The UK has become a nation of multi-channel consumers, with 90% of people having shopped across more than one channel with at least one retailer, according to PwC. With almost two in five people (38%) using their mobile device to check the availability of products while on the way to a store and more than a third (34%) using it to research products in store, the divide between online and offline touch points is shrinking.
To succeed in today’s multi-channel world, brands need to embrace true omni-channel marketing, which can only occur when marketers have the ability to accurately measure the impact of each and every touch point that individual consumers are exposed to, across all devices, channels, and campaigns, both online and offline.
These insights can then be used to optimise marketing strategies, providing a personalised and relevant experience for each consumer – regardless of platform or device – and maximising ROI across a brand’s entire marketing ecosystem.
Yet the majority of brands have a long way to go to achieve genuine omni-channel competence, with marketers citing poor availability of data, lack of technology, and an inability to measure cross-channel performance as obstacles.
In reality, when adopting an omni-channel strategy, the two biggest challenges that brands face are the harnessing of Big Data and the current, low adoption rate of advanced (algorithmic) cross channel marketing attribution.
Harnessing Big Data
Omni-channel marketing is driven by Big Data and harnessing this valuable resource is a high priority for many brands. An ever-increasing number of devices and touch points are producing ever-larger volumes of data, with even medium sized marketing organisations generating tens of millions of impressions each month. Analysing each of these – and the various attributes (size, publisher, keyword, device type, etc.) that are associated with them – is a huge challenge for marketers, especially when the data is fragmented across many different data silos.
To make sense of the data and drive true omni-channel marketing, marketers must establish rules for a shared format and shared key performance indicators (KPIs) that are common across all channels. The data then needs to be normalised to those rules in order for meaningful performance analysis to take place.
Cross channel attribution
Once marketers have mastered the collection and normalisation of data, it needs to be processed through an advanced attribution model. Advanced attribution uses machine learning technology to apply mathematical algorithms to the cross-channel data collected, and objectively allocate fractional credit for specific marketing outcomes to individual touch points. This process uncovers cross-channel, cross-campaign, and cross-tactic performance insights to produce specific media buying recommendations and improve overall marketing performance. Advanced attribution can work at an incredibly granular level, identifying the optimal combination of marketing tactics – whether served on a desktop, tablet, mobile or other device – to achieve a wide range of business outcomes.
Despite its obvious advantages, only a very small minority of organisations have implemented algorithmic marketing attribution. The majority of brands are failing to measure the performance of their cross-channel marketing at all, while those that do largely rely on antiquated techniques such as last-click. Many marketers are dissatisfied with their inability to quantify the impact of one marketing channel on another, which is one of the most fundamental deliverables of advanced attribution. Without advanced attribution, an organisation’s ability to identify the combination of marketing touch points that will generate the greatest performance for each individual audience segment is also limited.

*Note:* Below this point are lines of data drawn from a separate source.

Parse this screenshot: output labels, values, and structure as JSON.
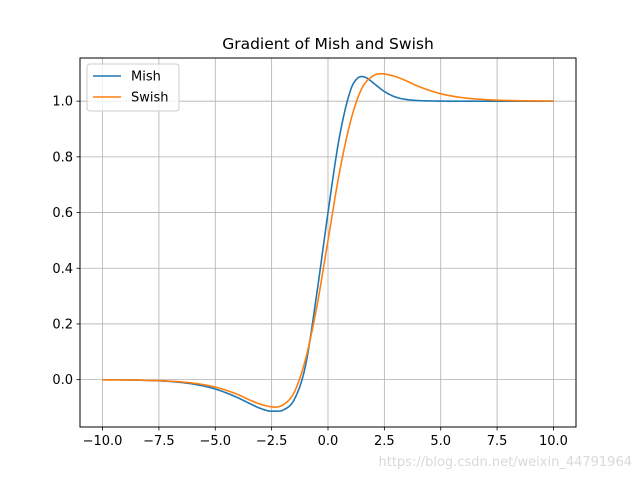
{
  "chart_data": {
    "type": "line",
    "title": "Gradient of Mish and Swish",
    "xlabel": "",
    "ylabel": "",
    "xlim": [
      -11.0,
      11.0
    ],
    "ylim": [
      -0.17,
      1.155
    ],
    "x_ticks": [
      -10.0,
      -7.5,
      -5.0,
      -2.5,
      0.0,
      2.5,
      5.0,
      7.5,
      10.0
    ],
    "x_tick_labels": [
      "−10.0",
      "−7.5",
      "−5.0",
      "−2.5",
      "0.0",
      "2.5",
      "5.0",
      "7.5",
      "10.0"
    ],
    "y_ticks": [
      0.0,
      0.2,
      0.4,
      0.6,
      0.8,
      1.0
    ],
    "y_tick_labels": [
      "0.0",
      "0.2",
      "0.4",
      "0.6",
      "0.8",
      "1.0"
    ],
    "grid": true,
    "legend_position": "top-left",
    "series": [
      {
        "name": "Mish",
        "color": "#1f77b4",
        "x": [
          -10.0,
          -9.0,
          -8.0,
          -7.0,
          -6.0,
          -5.0,
          -4.0,
          -3.5,
          -3.0,
          -2.5,
          -2.2,
          -2.0,
          -1.5,
          -1.0,
          -0.5,
          0.0,
          0.5,
          1.0,
          1.25,
          1.5,
          1.75,
          2.0,
          2.5,
          3.0,
          3.5,
          4.0,
          5.0,
          6.0,
          7.0,
          8.0,
          10.0
        ],
        "y": [
          -0.0004,
          -0.001,
          -0.0027,
          -0.0066,
          -0.0156,
          -0.0335,
          -0.0648,
          -0.0847,
          -0.1031,
          -0.1133,
          -0.1127,
          -0.1096,
          -0.0719,
          0.0491,
          0.3076,
          0.6,
          0.8683,
          1.0397,
          1.0774,
          1.0886,
          1.0816,
          1.0662,
          1.0347,
          1.0147,
          1.0058,
          1.0022,
          1.0003,
          1.0,
          1.0,
          1.0,
          1.0
        ]
      },
      {
        "name": "Swish",
        "color": "#ff7f0e",
        "x": [
          -10.0,
          -9.0,
          -8.0,
          -7.0,
          -6.0,
          -5.0,
          -4.0,
          -3.5,
          -3.0,
          -2.5,
          -2.4,
          -2.0,
          -1.5,
          -1.0,
          -0.5,
          0.0,
          0.5,
          1.0,
          1.5,
          2.0,
          2.4,
          2.5,
          3.0,
          3.5,
          4.0,
          5.0,
          6.0,
          7.0,
          8.0,
          9.0,
          10.0
        ],
        "y": [
          -0.0004,
          -0.001,
          -0.0024,
          -0.0055,
          -0.0123,
          -0.0266,
          -0.0534,
          -0.072,
          -0.0881,
          -0.0978,
          -0.0984,
          -0.0908,
          -0.0458,
          0.0723,
          0.26,
          0.5,
          0.74,
          0.9277,
          1.0458,
          1.0908,
          1.0984,
          1.0978,
          1.0881,
          1.072,
          1.0534,
          1.0266,
          1.0123,
          1.0055,
          1.0024,
          1.001,
          1.0004
        ]
      }
    ]
  },
  "watermark": "https://blog.csdn.net/weixin_44791964"
}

Advanced attribution solutions
These two barriers to omni-channel marketing – Big Data management and advanced attribution – are inextricably linked in making cross channel measurement a reality. Big Data needs to be collected, normalised and processed through an advanced attribution model to provide cross marketing performance insights and media spend optimisation recommendations. However, many marketers mistakenly believe that, in the pursuit of improved marketing measurement, they need to first master data management, and are therefore prioritising Big Data initiatives over implementing attribution solutions.
This illustrates a clear disconnect and lack of understanding of advanced attribution. Modern marketing attribution solutions are now available that harness Big Data, so organisations don’t need to build the necessary skillset or devote the required resources to do it in-house. Advanced attribution solutions are able to identify, collect, normalise, and integrate marketing data stored in various locations, in different formats, before applying the algorithms that will provide insights to drive marketing performance and ROI.

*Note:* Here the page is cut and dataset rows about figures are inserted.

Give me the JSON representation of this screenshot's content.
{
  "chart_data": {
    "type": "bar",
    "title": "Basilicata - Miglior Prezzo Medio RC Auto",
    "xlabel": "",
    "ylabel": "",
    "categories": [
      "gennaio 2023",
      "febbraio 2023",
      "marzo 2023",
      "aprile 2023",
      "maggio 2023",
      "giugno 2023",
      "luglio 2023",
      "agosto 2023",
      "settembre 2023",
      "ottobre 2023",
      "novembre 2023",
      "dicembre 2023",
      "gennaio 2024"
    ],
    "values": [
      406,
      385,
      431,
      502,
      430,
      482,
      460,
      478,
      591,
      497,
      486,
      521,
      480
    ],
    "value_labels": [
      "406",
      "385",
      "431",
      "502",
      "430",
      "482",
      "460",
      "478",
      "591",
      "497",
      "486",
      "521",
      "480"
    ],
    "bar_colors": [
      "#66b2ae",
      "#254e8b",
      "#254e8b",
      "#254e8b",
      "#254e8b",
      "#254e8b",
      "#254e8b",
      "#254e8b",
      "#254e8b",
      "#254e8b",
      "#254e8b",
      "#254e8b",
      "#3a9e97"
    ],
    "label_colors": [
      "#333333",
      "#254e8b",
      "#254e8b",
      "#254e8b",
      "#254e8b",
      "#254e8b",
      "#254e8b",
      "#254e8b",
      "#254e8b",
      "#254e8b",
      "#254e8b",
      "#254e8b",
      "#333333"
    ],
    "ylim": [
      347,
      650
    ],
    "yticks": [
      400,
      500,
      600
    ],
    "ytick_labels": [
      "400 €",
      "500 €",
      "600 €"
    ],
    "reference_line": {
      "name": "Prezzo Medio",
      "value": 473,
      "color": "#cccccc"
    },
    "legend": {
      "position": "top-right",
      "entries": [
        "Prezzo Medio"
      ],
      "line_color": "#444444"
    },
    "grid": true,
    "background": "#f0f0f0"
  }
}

In short, an advanced attribution solution can help solve a brand’s Big Data challenges, whilst eliminating the top barriers to omni-channel marketing success, including poor availability of data, lack of technology, and inability to measure cross channel performance.
In today’s multi-channel society brands need to adopt cross channel measurement to drive a true omni-channel marketing strategy. Many are prioritising Big Data initiatives in an attempt to take control of their cross-channel performance data, but in fact an advanced attribution solution is a far better starting point. Once advanced marketing attribution technology is adopted, marketers are able to align and integrate Big Data, marketing attribution, and cross-channel measurement to bridge the gap between offline and online touch points, resulting in a truly omni-channel marketing strategy.